Elle marqua une pause, en relevant la tête, pour voir si son frère jumeau la suivait toujours. Elle sentit qu'il était sur le point de lui poser une question, et au moment où il inspira pour parler, elle ne le laissa même pas commencer en lui expliquant :

- Je sais que le batiment n'est pas dans notre prison, mais on a accès à un de ses murs.
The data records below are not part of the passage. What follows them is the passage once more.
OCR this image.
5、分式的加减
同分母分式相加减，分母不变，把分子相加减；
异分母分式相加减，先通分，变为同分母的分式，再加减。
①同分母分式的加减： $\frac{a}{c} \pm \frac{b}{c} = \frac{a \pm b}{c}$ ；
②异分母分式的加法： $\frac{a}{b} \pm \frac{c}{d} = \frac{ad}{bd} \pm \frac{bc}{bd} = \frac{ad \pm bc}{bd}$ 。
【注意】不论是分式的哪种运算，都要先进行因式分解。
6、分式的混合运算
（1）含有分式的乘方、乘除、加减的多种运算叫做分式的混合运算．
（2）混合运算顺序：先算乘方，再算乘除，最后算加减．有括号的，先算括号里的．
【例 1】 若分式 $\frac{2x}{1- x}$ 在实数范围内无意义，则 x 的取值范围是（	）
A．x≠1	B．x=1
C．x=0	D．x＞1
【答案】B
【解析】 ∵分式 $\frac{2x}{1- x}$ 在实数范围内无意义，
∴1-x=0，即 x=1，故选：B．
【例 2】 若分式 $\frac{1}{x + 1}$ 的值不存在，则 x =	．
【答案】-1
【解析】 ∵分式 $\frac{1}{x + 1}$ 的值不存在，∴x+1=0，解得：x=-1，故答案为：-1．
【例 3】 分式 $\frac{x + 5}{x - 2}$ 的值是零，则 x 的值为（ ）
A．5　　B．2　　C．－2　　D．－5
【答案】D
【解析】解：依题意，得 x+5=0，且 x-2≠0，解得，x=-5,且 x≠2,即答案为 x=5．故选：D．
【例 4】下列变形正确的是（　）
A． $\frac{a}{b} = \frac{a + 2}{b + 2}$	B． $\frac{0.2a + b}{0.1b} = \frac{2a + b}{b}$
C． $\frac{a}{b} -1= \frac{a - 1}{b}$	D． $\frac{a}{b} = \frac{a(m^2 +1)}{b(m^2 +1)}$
La façade est reliée aux barbelés, tu sais, celle dans le coin, là-bas.

Quand elle prononça ces mots, elle donna un petit coup de menton vers l'endroit duquel elle parlait.

De leur petit espace, ils l'apercevaient très bien, et George se tourna à moitié se tordant le cou pour l'apercevoir. La bâtisse était complètement collée au grillage qui faisait le tour de leur camp. Pendant les longues secondes où il était en train de contempler la façade de bois, Jean reprit :

- C'est du vieux matériel, le bois s'effrite. Il s'enflammera vite et bien. George se retourna lentement vers elle, en soufflant. Il avait du mal à affirmer tout ça, le plan de Jean était trop vague, et les risques semblaient trop nombreux.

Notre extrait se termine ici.